Top 3 myths you have always believed it’s a granted fact

Top 3 myths

Throughout the world of working out, you tend to pass along the exercise tips that you’ve learned to the people you know, whether you’ve heard it from someone at the gym whom you think is your role model or from some website on the internet that gets your hopes higher than the sky that you could get rid of your belly fat in a week, but the truth is half of the things you know might turn out to be a myth, a common myth that has been passed along over and over until it became a false fact. Some myths can be harmless but when it comes to your health and your body you should just pay a lot more attention.

Fitness myth number 1:

 Overtraining

It’s not about the number of sets or the number of hours you stay at the gym, your muscles won’t get bigger overnight. Muscles don’t get bigger from the number of workouts; they get bigger with following a good nutrition plan and when you leave sometime for it to recover.

For example, in your normal day you sleep for 8 straight hours, you remain up for 16 hours; during these 16 hours you should work out for only 1 or 1, 1/2 hour and the rest of the day you should be concentrating on eating the sufficient proteins and carbs intake for your body to gain muscles and following your nutrition plan.
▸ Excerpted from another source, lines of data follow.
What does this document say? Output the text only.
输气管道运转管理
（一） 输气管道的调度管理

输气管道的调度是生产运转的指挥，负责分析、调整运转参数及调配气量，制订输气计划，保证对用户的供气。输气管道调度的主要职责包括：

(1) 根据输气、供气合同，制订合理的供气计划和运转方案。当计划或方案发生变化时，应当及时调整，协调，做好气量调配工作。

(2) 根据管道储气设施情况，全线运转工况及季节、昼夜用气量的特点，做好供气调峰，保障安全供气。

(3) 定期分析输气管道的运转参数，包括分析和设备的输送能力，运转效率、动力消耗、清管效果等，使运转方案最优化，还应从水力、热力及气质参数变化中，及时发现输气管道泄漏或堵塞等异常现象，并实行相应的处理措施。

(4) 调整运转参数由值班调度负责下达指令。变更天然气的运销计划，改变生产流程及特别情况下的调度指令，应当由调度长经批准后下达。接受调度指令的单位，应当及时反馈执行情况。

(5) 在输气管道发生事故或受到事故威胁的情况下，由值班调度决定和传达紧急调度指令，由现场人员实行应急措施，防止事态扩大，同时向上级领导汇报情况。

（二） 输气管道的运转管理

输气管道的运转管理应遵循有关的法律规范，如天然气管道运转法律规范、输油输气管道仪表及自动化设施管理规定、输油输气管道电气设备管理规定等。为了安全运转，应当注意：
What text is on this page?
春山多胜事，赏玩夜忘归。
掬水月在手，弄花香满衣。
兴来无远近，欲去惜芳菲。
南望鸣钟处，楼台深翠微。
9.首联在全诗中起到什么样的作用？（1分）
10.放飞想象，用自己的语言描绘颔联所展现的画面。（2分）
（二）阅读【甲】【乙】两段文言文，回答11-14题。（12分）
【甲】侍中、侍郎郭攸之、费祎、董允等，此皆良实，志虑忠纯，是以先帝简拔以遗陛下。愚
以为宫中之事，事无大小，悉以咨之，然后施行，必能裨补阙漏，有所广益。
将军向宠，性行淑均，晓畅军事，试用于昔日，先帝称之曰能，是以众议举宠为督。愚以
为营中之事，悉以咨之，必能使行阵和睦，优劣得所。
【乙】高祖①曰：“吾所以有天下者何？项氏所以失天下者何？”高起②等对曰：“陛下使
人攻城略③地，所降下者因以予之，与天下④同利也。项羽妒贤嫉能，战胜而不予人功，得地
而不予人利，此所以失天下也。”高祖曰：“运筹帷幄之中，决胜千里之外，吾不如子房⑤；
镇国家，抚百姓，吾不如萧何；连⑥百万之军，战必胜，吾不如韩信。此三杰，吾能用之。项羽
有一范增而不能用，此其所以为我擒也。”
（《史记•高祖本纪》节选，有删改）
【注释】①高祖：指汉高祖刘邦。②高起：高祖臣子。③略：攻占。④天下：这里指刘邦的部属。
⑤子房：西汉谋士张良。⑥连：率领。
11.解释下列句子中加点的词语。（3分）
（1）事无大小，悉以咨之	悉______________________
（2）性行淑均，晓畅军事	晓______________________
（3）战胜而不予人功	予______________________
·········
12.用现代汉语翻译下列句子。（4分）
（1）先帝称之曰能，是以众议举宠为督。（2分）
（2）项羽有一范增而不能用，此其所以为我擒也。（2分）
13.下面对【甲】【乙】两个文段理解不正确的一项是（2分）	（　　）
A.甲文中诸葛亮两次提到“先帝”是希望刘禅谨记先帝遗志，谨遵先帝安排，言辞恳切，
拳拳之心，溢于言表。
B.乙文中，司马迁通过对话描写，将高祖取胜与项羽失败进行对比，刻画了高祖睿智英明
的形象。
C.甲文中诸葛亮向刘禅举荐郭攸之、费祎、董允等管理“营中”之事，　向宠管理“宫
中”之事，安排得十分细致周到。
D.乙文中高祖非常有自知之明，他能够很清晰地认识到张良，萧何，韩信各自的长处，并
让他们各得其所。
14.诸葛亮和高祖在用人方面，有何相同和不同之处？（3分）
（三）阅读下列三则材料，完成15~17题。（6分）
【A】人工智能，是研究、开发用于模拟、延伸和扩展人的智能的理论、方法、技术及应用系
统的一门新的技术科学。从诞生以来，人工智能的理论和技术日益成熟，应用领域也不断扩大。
Now let’s build the pyramid of how to gain more muscle mass

  • Nutrition gets the biggest share
  • Recovery comes second
  • Working out comes last

Therefore don’t waste your time at the gym if you are not following a good nutrition plan.

Fitness myth number 2:

The macronutrients approach gets you bigger in no time

For building muscle mass some people use the idea of macronutrients which is eating large intake of fast food, fried chicken, pizza, and French fries without paying attention to the good nutrients thinking that the body will take its necessary carbs and proteins from it and will do all the filtration for what’s unnecessary on its own as long as they are working out. In fact when you follow a good nutrition plan consisting of both micronutrients that includes vitamins, minerals and macronutrients at which you plan your nutrition in a way that balances the supply of your muscles with the needed amounts of proteins, carbohydrates and fats along with working out will help you gain more muscle mass than supplying your body with a large amount of macronutrients only.

Fitness myth number 3:

Training your abs will burn belly fat:

Some people think that training your abs will burn belly fat, when in fact it will only help gaining more muscles that will push the belly outwards.

In order to burn belly fat you have to plan a good training routine including cardio training at least once a week for more than 45 minutes and include pure clean protein for nutrition, lower your carb intake, stop drinking much alcohol as alcoholic drinks contain a lot of calories and finally increase the unsaturated fats intake.